For the love of Kay Whynot

Before we start the recap, I’d like you all to take a good look at this picture.


This is the vote against PAYT last night, which I post not to show people who were against it or even Keith Regan working diligently away on his laptop. See, Keith told me today that this row — my row, the one I sat in for most of the night — included none other than Tony Kavanaugh, aka, Kay Whynot.

You’d think, given my torrid love affair, that I would have recognized the gentleman but, alas, I did not. I’m told the man in question is not the guy next to Keith in the blue windbreaker but the man next to him.

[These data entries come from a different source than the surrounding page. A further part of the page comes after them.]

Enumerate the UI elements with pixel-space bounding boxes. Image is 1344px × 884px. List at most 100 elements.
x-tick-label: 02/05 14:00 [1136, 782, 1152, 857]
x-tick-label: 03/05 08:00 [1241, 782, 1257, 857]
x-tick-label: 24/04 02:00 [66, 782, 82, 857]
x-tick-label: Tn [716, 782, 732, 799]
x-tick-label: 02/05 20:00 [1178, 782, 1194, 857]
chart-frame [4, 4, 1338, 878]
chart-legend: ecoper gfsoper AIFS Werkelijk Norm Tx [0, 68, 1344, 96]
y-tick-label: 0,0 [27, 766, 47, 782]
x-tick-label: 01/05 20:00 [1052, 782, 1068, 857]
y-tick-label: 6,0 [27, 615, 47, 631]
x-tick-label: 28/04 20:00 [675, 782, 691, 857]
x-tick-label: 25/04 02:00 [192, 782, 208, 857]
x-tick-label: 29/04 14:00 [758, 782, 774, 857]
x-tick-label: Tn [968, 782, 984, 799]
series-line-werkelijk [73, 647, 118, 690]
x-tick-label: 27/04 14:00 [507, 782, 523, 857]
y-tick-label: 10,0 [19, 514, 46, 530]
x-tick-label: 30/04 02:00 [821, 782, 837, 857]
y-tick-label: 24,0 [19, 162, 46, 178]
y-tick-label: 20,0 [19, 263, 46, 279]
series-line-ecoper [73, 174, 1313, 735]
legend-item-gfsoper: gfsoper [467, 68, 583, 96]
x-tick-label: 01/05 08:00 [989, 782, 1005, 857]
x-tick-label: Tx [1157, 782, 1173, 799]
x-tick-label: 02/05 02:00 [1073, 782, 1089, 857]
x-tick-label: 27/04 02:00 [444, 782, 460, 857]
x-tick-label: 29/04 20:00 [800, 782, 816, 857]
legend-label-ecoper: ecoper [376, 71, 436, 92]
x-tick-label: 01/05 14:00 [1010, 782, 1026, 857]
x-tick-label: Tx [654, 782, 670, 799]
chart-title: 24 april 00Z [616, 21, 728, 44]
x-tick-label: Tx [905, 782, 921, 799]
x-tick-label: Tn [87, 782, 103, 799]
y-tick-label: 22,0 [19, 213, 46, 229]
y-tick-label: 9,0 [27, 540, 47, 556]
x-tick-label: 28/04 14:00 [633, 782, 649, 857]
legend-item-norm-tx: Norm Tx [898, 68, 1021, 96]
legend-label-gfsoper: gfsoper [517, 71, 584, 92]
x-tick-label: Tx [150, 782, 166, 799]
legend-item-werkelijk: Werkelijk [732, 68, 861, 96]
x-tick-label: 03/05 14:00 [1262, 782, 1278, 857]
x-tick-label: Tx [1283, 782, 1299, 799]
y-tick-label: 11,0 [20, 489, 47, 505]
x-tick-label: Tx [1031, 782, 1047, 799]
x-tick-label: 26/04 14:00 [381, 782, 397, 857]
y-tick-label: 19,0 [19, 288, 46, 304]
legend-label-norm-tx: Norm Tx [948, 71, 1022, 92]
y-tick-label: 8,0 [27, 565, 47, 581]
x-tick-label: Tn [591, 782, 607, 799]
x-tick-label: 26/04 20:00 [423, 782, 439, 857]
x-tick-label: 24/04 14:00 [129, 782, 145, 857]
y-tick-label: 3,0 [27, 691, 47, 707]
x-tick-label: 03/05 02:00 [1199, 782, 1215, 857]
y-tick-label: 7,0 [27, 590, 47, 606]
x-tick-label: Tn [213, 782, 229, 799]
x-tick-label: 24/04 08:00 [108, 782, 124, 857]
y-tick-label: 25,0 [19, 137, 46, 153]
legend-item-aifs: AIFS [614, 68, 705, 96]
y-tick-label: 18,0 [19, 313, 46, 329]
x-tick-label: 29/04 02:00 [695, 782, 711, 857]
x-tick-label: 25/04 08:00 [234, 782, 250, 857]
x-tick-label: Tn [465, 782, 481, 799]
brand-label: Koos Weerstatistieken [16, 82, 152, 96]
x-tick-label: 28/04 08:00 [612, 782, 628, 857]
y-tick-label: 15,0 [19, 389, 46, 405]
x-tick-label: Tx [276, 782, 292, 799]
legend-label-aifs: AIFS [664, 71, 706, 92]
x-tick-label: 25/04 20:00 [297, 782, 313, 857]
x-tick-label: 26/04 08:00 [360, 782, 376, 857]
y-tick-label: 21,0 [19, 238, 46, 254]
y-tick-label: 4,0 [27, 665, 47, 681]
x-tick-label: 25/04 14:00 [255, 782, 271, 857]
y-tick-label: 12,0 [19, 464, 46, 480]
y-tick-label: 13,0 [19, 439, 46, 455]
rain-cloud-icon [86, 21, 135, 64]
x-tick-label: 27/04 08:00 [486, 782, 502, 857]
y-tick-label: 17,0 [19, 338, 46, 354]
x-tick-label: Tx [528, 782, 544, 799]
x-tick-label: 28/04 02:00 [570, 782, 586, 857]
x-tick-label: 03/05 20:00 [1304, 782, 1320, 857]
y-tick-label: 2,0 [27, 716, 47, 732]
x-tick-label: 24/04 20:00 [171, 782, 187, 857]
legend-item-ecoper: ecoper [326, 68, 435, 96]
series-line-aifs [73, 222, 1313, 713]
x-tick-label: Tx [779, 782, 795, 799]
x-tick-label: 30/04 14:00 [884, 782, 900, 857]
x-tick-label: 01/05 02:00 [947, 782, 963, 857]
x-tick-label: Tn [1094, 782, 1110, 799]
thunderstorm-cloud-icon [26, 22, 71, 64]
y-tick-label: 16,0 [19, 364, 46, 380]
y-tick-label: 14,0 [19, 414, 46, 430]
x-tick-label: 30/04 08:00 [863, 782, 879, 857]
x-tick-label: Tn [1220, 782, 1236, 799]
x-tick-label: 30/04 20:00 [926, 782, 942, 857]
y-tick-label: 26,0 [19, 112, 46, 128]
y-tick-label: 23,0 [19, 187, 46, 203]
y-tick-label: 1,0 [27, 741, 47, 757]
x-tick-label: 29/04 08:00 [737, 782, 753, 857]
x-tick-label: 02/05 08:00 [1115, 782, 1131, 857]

So when next week’s column features a chastisement of the bingo players in his row, now you know — it’s just a secret yearning for the chick with the iPhone.

It’s almost 3 a.m.

I’m going to bed.

Here’s something to tide you over until I have time to go through last night’s 5 hour marathon minute-by-minute.

While you’re over at — because you know I just linked to the story — check out the baseball and softball stories by Amber Vaillancourt, our new sports reporter!


Am I ever going to get tired of the alphabet soup that is a pay as you throw headline? Probably not.

I’m told there’s a petition going around to put PAYT on the warrant for the May Town Meeting. I don’t know the actual wording or if it’s binding or non-binding; I have a call into Tim McInerney.

This throws a bit of a wrench into the works. The town budget is kind of built on having this thing. I imagine if it’s binding and it passes, we’re going to have a long night hacking money out of various departments. Possibly Tim or the Finance Committee may have to have a back-up budget plan in place (God, who wants to do TWO budgets?).

In any case, there’s a meeting on PAYT tonight at 7 p.m. in the Municipal Center’s Conference Room B. I may end up dragging my daughter there after all if I don’t hear from Tim — and yes, that’s not an idle threat!

Plus: Handy link to all the town’s information about PAYT!

Show me the money!

The governor is supposed to delve a bit more into just how much local aid will be cut on Friday when he meets with the Massachusetts Municipal Association, according to acting Town Admin. McInerney.

That’s right. It’s no longer a “will it be cut” but a “by how much?” He even told Selectmen this week that he’s starting the process of informing the unions that they should be preparing seniority lists for the inevitable layoffs or, as he put it “serious reductions in staff.”

Kind of makes you want to scream, doesn’t it?

I propose we run Town Meeting and the upcoming election “American Idol” style. To vote, you need to call or text, and the town gets a cut of the take. Sure, the tweens will all vote for the cutest candidates, and the town moderator will have to study the judgmental stylings of Simon Cowell (“I’m sorry, that motion on the floor sounds like something you’d hear on a cruise ship”), Paula Abdul (“You look really pretty tonight, but I’m not seeing the colors in your argument”) or Randy Jackson (“Dawg, you’re kind of pitchy, can you speak through me?”), but how else are we going to fund the town?